Simple I used the blender to combine all the ingredients, instead of simmering the sugar and the milk. And low and behold since light brown sugar is acidic I didn’t need to worry about the bananas turning brown. How cool is that?
Avec Amour, Victoria and Alexander
Brown Sugar Banana Ice Cream
Yeild – 1 1/2 Quarts
2 Bananas, large with brown spots
2 1/2 Cups 1% Low Fat Milk
1/2 Cup Light Brown Sugar
1 teaspoon Vanilla Extract
1. Puree together ingredients in blender.
Chill in refrigerator until ready to use.
2. Set up ice cream machine according to manufacturer’s instructions.
Churn ice cream until it thickens in small chunks along paddle.
3. Put ice cream into an airtight freezer container and chill for at least 2 hours.
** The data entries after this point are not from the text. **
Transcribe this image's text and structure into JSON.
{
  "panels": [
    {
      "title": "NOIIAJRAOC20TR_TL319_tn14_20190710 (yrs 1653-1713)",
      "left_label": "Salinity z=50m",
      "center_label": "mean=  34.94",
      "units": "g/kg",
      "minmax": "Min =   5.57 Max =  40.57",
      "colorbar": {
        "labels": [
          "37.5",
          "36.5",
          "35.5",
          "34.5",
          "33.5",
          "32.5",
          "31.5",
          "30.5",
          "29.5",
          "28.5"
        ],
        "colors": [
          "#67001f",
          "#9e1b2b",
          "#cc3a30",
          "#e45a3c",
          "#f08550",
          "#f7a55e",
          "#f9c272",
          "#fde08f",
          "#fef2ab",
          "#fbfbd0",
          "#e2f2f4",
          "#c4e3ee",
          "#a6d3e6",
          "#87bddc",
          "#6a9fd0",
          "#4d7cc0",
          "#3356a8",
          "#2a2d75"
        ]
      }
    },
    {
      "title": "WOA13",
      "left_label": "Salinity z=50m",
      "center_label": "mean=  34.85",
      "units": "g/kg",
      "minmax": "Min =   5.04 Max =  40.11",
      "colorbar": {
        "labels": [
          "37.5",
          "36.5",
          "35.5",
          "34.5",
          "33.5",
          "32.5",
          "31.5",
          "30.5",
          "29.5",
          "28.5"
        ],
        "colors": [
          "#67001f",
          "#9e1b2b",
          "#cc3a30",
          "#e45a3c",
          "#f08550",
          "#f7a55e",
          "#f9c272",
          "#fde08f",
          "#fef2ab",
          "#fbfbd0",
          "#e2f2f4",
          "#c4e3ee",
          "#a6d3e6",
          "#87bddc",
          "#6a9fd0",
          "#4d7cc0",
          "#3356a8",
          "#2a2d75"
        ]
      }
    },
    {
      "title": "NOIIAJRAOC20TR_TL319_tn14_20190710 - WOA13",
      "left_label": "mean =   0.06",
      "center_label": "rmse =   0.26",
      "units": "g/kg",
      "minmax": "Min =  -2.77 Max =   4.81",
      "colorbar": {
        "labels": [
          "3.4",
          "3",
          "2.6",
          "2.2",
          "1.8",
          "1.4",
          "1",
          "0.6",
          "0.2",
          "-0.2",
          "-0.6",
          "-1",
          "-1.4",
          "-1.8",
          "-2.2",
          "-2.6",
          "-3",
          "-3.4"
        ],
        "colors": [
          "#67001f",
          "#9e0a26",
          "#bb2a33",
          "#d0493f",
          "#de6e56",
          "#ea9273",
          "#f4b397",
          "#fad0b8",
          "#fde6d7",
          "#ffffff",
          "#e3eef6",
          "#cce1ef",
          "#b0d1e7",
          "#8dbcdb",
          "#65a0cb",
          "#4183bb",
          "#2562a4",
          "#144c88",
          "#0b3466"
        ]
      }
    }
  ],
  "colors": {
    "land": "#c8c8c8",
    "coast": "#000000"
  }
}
It still may resemble soft serve depending on how strong your freezer is. I prefer to let mine chill over night.
Alexander ate 3 bowls of this while I was trying to take his photo. He loved it, and I didn’t need to worry he would go crazy after eating so much because it is so low in sugar. Because it is so low in sugar and fat be aware that the texture is more icy than regular ice cream.
- 2 Bananas large with brown spots
- 2 1/2 Cups 1% Low Fat Milk
- 1/2 Cup Light Brown Sugar, packed
- 1 teaspoon Vanilla Exract
- Puree ingredients in a blender. Chill in refrigerator.
- Set up ice cream maker according to manufacturer's instructions. Churn ice cream.
- Put ice cream in an airtight plastic container in freezer to set for minimum of 2 hours up to overnight before serving.
Because this is very low in sugar and fat the consistency is more icy than regular ice cream.